Sunday, October 26, 2008

My Little Smiles


Smiles is such a special little guy. I will admit that I actually wondered if I would be able to love my children equally because of the attachment I had to Curly and the fact that I wasn't all that ready for him to join our family yet. I wanted another child, but wasn't sure that I could handle going through the steps yet. Birth was still a huge anxiety and I was dreading the first months with him. Curly had been so hard at times when she was a new baby and would cry for long periods of time without stopping. It was not the most precious time in my memory. I loved her, but she brought out some ugly emotions during that first couple months.

As I was anxious one night I was searching scripture for some comfort and the Lord brought me to this verse:

"Fear not for I am with you.
Be not dismayed, for I am your God.
I will strengthen you,
Yes, I will help you.
I will uphold you with My righteous right hand."
Isaiah 41:10

I found myself meditating on that verse to calm my nerves and to help me to focus on the right things. It helped, and during the process of my labor and delivery with Smiles I kept my mind on it again. It kept me calm by focusing on the fact that God was with me and He would help me.

His name was a name that we had picked out long ago for a boy name if our first had been a boy. We liked how the names we chose created the initials spell out the short version of his name. So cute and witty if I do say so myself. Later, Vicky made the connection with his name and the verse. His name means son of my right hand. The verse says, "I will uphold you with My righteous right hand." It may not mean much to anyone else, but it makes him name so special to me. It reminds me even more that Smiles is His child. "Son of His righteous right hand" to piece the two together.

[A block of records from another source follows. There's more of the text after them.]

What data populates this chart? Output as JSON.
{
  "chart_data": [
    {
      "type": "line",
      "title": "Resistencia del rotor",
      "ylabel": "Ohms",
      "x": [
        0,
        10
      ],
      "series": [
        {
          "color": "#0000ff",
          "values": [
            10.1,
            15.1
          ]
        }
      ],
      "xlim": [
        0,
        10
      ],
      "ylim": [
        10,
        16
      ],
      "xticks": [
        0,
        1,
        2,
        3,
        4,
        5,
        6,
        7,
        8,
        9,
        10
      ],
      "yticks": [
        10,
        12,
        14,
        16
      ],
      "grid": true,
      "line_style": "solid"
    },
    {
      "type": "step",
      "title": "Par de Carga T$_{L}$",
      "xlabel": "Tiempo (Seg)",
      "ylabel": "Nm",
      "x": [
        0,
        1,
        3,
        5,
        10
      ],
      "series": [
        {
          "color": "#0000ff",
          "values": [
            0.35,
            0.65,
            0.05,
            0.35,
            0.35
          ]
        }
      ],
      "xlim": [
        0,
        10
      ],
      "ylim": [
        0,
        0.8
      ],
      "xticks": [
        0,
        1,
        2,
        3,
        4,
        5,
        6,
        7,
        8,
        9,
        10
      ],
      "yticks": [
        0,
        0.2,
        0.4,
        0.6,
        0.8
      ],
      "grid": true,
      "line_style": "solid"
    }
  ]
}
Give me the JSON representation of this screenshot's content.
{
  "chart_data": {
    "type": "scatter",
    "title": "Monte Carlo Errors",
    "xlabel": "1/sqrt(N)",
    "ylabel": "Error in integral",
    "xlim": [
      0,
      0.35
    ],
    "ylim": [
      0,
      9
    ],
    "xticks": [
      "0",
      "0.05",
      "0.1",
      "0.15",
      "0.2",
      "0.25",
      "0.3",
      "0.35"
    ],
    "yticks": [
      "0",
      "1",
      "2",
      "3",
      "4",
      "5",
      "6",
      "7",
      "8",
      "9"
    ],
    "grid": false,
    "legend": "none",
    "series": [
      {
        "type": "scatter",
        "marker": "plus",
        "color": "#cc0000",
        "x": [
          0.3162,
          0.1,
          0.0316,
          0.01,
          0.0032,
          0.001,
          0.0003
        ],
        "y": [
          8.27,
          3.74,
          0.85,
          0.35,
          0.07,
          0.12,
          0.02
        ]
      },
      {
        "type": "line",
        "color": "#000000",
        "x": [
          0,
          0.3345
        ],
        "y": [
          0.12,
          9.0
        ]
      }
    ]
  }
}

My little guy has been such a mellow fellow. He doesn't cry that much, and he loves to cuddle with Mom. His crying always stops after I find the reason for it, he isn't one to cry just for the sake of crying. He is content to just chill out and watch his sister, he much prefers it to toys of any sort. (Though she tries to give him all sorts of her toys.) He taught me that I could, in fact, love another child as much as my dear firstborn. I figured he would.

2 comments:

Vicky said...

This is so precious! He is a reminder that God doesn't give us more than we can handle.

And I love that he's a snuggler! It makes me so happy when he's content to chill out in my arms with his head on my shoulder.

Thanks for the reminder of his name connection to that verse. I'd forgotten about that!

Heidi B. said...

I love snuggling with Ben. He is such a delight to me as well!